Présenté au dernier Festival de Cannes, "L’Enfer d’Henri-Georges Clouzot" sort ce mercredi 11 novembre sur les écrans français. Réalisé par Serge Bromberg et Ruxandra Medrea, ce documentaire revient sur l’un des plus étonnants fiascos du cinéma français. Pour la première fois, le public découvrira les images inédites de L’Enfer entre psychédélisme et perfectionnisme, entre démesure et folie. Plongée hypnotique dans les affres de la création.
"L’Enfer" est un film damné. Et à ce titre, les quelques images ou séquences tournées durant le mois de juillet 1964 étaient restées soigneusement planquées, quasi oubliées. Tous, du moins les techniciens et les témoins de l’époque encore vivants, savaient que des scènes existaient pourtant quelque part sur de la pellicule. Encore fallait-il mettre la main sur cet ensemble de bobines dont on ignorait à vrai dire et le nombre et le contenu. Restait la rumeur, voire la légende, qui décrivait un tournage (en fait, deux semaines de tournage) en tout point inoubliable, incroyable, fantasque.
Titillé, aiguillé, stimulé par ces récits de pure démesure, les deux réalisateurs ont remonté la piste de L’Enfer, jusqu’à dénicher les 185 boîtes de bobines rescapées représentant un total de 16 heures d’images. Et c’est là, en visionnant ces images que Serge Bromberg «a compris» quel enfer avait effectivement été ce tournage.
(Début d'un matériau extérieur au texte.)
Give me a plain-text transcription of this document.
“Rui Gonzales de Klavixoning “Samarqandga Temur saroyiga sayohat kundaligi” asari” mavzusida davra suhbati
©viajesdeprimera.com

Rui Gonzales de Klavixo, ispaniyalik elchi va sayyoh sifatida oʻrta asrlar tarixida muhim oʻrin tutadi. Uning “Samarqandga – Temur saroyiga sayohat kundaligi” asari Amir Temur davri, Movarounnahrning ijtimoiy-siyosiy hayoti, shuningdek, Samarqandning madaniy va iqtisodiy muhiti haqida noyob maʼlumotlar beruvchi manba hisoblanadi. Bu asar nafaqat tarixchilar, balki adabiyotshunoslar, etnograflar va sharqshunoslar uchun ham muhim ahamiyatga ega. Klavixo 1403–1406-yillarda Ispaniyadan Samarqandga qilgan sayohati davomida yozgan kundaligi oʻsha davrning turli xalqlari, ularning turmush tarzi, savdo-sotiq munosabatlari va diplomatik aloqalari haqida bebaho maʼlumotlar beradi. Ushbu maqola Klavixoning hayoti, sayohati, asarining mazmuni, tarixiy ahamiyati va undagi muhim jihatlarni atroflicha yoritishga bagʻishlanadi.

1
Et a décidé de raconter la perdition d’un cinéaste soudain étranglé par un projet qu’il ne maîtrise plus et qui, pour cette raison, ne parvient plus à communiquer laissant son équipe et ses acteurs (dont un Serge Reggiani qui finira par claquer la porte et une Romy Schneider alors âgée de 26 ans d’une beauté à couper le souffle) dans le désarroi le plus total et la panade la plus complète.
"L’Enfer" se présentait pourtant comme un film intimiste, comme le récit de la jalousie maladive, obsessionnelle d’un homme, Marcel, à l’égard de son épouse, Odette. Tourné alternativement en noir et blanc (le quotidien) et en couleur (les crises du mari), le film devait nous faire pénétrer dans la folie d’un homme grâce aux emprunts faits à l’art cinétique. Du reste, les quelques images en couleur que l’on peut voir (scènes réellement tournées ou essais) font de cet Enfer inachevé une véritable expérience sensorielle et visuelle, et pour tout dire un objet rare, insolite dans le cinéma français et plus encore dans la filmographie de Clouzot.
Est-ce précisément parce que le réalisateur des "Diaboliques" a voulu tourner une page et en écrire une nouvelle, plus audacieuse (on le range parmi les cinéastes dits classiques alors même que la Nouvelle Vague a déjà éclaboussé les «pères»), plus ambitieuse (il a alors le soutien de la Columbia et à ce titre un budget illimité), plus personnelle qu’il s’est retrouvé comme paralysé face à ce projet qui aurait dû marquer un tournant dans sa carrière, qu’il a perdu les pédales et même la santé puisqu’il sera victime d’un infarctus, ce qui mettra un terme définitif au tournage ? «C’est comme si le film qu’il avait écrit sur une obsession lui était revenu comme un boomerang», observe Serge Bromberg. Si le documentaire montre des scènes entières de ce qui aurait pu être le film, il réussit formidablement bien effectivement à nous faire partager la folie d’un homme, de plus en plus isolé, incompréhensible et autoritaire.
Après ce tournage catastrophique, Henri-Georges Clouzot réalisera deux derniers films, "Grands chefs d’orchestres" (1967) et "La Prisonnière" (1968) mais l’on sent bien, en découvrant, subjugué et émerveillé, les images de "L’Enfer" que Clouzot est passé à côté de son chef d’œuvre, ce qui, avec l’éblouissement que constitue la présence solaire et libre de Romy Schneider, contribue à nous tenir littéralement scotché au fond de notre fauteuil. Scotché et hypnotisé comme si cet enfer là ne devait jamais finir de nous hanter, même quarante cinq ans après son entrée au purgatoire.